The rise of mobile health apps in today's 'mobile-centric' world has been nothing short of phenomenal. And since the inception of Google Fit and its iOS competitor, Apple Health, statistics shows that 2016 will witness an unprecedented 142 million downloads of health related apps while the mobile health industry is set to hit the 3 billion dollar mark. These positive numbers have certainly attracted more developers and health related institutions looking to profit from this ‘gold rush’, but many have overlooked the elephant in the room which is the need to ensure data security.
Like the mobile payment industry—which includes PayPal, Google Wallet, etc.—the health industry also deals with sensitive data containing personal information of patients and individuals who make use of mobile health apps. Which bellies the need to first consider the security your app should provide for its users before bringing that million dollar idea to life. Therefore, to help you do just that, here are some timely tips on ensuring security before designing your first mock-up.
4 Ways to Ensure IT Security for a Mobile Health App
Understand the Ecosystem
Even professionals make mistakes as can be seen from the ethical issues Obamacare web administrators had to deal with for hiring ex-convicts with financial crime records in its data entry departments. Therefore, before getting developers to work on your mHealth project, it is recommended you go through the Health Insurance Portability and Accountability Act (HIPAA) requirements for developers to know the guidelines your health app falls under. Another alternative is to hire an expert to act as a consultant before going ahead with your plans.
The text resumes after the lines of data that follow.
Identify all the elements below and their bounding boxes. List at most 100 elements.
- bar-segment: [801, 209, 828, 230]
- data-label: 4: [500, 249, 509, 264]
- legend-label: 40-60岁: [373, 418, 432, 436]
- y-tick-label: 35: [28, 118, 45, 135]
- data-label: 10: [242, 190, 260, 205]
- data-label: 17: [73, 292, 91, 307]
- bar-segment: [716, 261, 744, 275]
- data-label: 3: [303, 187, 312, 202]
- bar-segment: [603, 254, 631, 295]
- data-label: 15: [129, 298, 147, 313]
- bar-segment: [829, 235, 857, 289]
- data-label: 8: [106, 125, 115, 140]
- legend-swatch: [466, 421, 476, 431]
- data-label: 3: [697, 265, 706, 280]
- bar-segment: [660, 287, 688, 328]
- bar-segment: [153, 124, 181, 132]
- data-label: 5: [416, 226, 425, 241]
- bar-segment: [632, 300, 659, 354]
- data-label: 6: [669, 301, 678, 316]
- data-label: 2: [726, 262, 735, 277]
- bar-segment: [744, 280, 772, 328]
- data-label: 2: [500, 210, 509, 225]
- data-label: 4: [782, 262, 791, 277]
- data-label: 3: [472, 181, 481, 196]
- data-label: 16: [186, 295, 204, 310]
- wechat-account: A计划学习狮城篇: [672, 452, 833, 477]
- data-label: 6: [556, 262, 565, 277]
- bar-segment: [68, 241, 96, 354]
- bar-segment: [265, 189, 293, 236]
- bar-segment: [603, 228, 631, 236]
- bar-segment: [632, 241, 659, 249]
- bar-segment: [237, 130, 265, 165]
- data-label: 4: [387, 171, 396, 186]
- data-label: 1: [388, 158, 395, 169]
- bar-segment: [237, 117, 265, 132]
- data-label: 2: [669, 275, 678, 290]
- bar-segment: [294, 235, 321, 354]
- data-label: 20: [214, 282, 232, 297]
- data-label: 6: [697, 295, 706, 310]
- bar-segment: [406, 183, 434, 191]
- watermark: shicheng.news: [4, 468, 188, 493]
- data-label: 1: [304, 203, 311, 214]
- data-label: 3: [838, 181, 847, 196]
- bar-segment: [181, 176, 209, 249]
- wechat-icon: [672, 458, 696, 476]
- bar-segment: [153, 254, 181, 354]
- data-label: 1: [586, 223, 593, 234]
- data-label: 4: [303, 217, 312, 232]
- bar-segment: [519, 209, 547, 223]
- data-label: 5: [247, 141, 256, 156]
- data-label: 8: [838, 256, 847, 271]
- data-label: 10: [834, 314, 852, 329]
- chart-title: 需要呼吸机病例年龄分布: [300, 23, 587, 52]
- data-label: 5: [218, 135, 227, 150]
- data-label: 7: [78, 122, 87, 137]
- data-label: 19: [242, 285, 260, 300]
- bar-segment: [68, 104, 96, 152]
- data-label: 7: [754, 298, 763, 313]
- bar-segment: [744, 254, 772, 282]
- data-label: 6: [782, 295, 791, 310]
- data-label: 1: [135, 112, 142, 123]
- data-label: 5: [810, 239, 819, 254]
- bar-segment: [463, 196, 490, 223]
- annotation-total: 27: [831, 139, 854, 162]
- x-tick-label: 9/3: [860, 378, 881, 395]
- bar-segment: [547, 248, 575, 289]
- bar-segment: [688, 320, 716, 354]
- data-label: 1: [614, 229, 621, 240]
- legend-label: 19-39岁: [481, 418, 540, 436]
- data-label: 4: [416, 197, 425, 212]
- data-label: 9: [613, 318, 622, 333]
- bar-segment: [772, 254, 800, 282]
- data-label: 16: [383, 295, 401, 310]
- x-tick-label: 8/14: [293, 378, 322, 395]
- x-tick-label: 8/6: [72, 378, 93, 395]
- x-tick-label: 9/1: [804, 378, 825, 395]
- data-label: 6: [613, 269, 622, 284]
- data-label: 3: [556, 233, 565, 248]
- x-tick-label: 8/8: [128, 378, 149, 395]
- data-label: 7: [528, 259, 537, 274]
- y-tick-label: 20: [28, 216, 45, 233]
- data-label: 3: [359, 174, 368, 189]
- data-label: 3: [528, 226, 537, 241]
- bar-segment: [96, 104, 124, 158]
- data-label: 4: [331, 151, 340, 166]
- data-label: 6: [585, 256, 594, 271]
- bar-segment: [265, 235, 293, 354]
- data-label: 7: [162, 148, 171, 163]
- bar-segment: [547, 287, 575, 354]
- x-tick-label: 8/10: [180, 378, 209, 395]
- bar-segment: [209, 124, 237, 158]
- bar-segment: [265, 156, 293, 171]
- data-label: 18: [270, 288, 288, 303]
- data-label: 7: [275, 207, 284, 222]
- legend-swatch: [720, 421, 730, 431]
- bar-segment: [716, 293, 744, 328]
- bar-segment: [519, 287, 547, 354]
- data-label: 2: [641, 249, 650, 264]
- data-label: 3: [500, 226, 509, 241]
Once you have understood the mobile health ecosystem, the next step is outlining the type of data sets the app will collect, store or pass through to other systems and the level of security the app needs to integrate to ensure security. For example, if your app collects and shares insensitive data - diet plans, recipes, exercise schedule etc. - a two factor authentication process is enough to keep users secure but if more sensitive information is shared - medical records, financial details etc.- then certain measures must be taken. It is advised that in addition to the two factor authentication process, a timeout feature and SSL/TSA certificates should be integrated to create secure channels for transferring user information.
The first line of defense for both back-end and front-end is encryption. It is important to note that when an app saves data a random master key and initialization vector (IV) are generated. These two factors which hold the keys to either accessing or securing your data via encryption must be protected by integrating encryption algorithms such as Serpent or Blowfish to secure them.
Consider Preventive Measures to Tackle Reverse Engineering
In August 2015, fireeye reported 11 cases of reverse engineering which affected some of today's top social apps and demonstrated that determined hackers would try everything in their arsenal to access your organization's or your patients' sensitive data. Therefore, considering this possibility and integrating measures to counter reverse engineering is the final tip for today. Developers should make use of both encryption and obfuscation techniques to conceal the original code of the app to be developed. Implementing automatic clearing of the app's cached data also secures and contact de-bugging exercises also reduce the risk of reverse engineering by exploiting the app's memory dumps.
As hackers and cyber-frauds keep changing their exploitation techniques, it is not only important to take these tips to heart before building your mobile health app but it's even more important to stay vigilant and keep track of the cutting-edge IT Security solutions as they are invented.